Jainendra, born in 1905, is regarded as a leading light in Hindi literature. He won the Sahitya Academy award in 1965 for his novel Muktibodh and was awarded the Padma Bhushan in 1971. In Tyagpatra, Jainendra delves deep into the minds of the protagonist, Mrinal, and the narrator, Promod. This is a very sensitive and poignant story, saturated with deeper ethical questions. Pramod narrates the story starting and ending it under the pseudonym Sir M Dayal, who resigns from the post of Chief District Judge. He grows up as a little boy in the company of his aunt Mrinal, who is only four or five years older. His aunt is a very sensitive and independent-minded, good looking woman, who lost her parents at an early age and lives with his elder brother.

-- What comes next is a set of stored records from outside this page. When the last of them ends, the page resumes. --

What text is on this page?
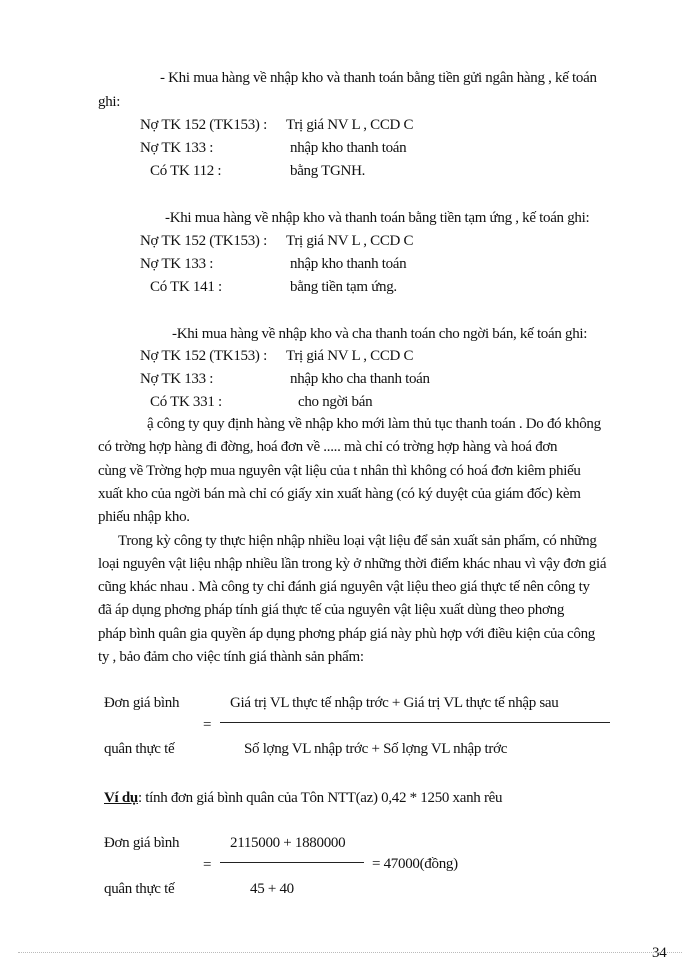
- Khi mua hàng về nhập kho và thanh toán bằng tiền gửi ngân hàng , kế toán
ghi:
Nợ TK 152 (TK153) : Trị giá NV L , CCD C
Nợ TK 133 :	nhập kho thanh toán
Có TK 112 :	bằng TGNH.
-Khi mua hàng về nhập kho và thanh toán bằng tiền tạm ứng , kế toán ghi:
Nợ TK 152 (TK153) : Trị giá NV L , CCD C
Nợ TK 133 :	nhập kho thanh toán
Có TK 141 :	bằng tiền tạm ứng.
-Khi mua hàng về nhập kho và cha thanh toán cho ngời bán, kế toán ghi:
Nợ TK 152 (TK153) : Trị giá NV L , CCD C
Nợ TK 133 :	nhập kho cha thanh toán
Có TK 331 :	cho ngời bán
ậ công ty quy định hàng về nhập kho mới làm thủ tục thanh toán . Do đó không
có trờng hợp hàng đi đờng, hoá đơn về ..... mà chỉ có trờng hợp hàng và hoá đơn
cùng về Trờng hợp mua nguyên vật liệu của t nhân thì không có hoá đơn kiêm phiếu
xuất kho của ngời bán mà chỉ có giấy xin xuất hàng (có ký duyệt của giám đốc) kèm
phiếu nhập kho.
Trong kỳ công ty thực hiện nhập nhiều loại vật liệu để sản xuất sản phẩm, có những
loại nguyên vật liệu nhập nhiều lần trong kỳ ở những thời điểm khác nhau vì vậy đơn giá
cũng khác nhau . Mà công ty chỉ đánh giá nguyên vật liệu theo giá thực tế nên công ty
đã áp dụng phơng pháp tính giá thực tế của nguyên vật liệu xuất dùng theo phơng
pháp bình quân gia quyền áp dụng phơng pháp giá này phù hợp với điều kiện của công
ty , bảo đảm cho việc tính giá thành sản phẩm:
Đơn giá bình
quân thực tế
=
Giá trị VL thực tế nhập trớc + Giá trị VL thực tế nhập sau
Số lợng VL nhập trớc + Số lợng VL nhập trớc
Ví dụ: tính đơn giá bình quân của Tôn NTT(az) 0,42 * 1250 xanh rêu
Đơn giá bình
quân thực tế
=
2115000 + 1880000
45 + 40
= 47000(đồng)
34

Promod is very devoted to his aunt and is her main confidante—in a relationship full of adolescence sensuality. Mrinal is attracted to the elder brother of Promod’s friend. Their romance grows stronger and she is often late returning from school. One day she is caught by his sister-in-law. She is caned mercilessly, debarred from going out of the house or to school and is soon married off to a stern and insensitive person. For Mrinal, a life of continuous turmoil and strife ensues. She can’t forget her first love. Her husband senses something and repeatedly canes her. She conceives and comes back to his elder brother’s house and attempts to abort the baby by taking some herb. Her condition worsens. Finally, her husband takes her away. Her life hereafter is full of contradictions.
Promod tries to answer ethical questions from a logical standpoint. Contrastingly, Mrinal finds solutions to her dilemmas in a very matter of fact manner. She has a masochistic trait that brings upon her miseries time and again. Benumbed by her interactions with the society, only (self-inflicted) extreme pain can make her feel she is alive. This makes for a surprisingly deep psychological novel, perhaps unequalled in Indian literature.
Her story, of a woman tied down by society, or a portrayal of a tormented human psyche, rings true across time and space. Jainendra’s work glitters like a long lost little gem.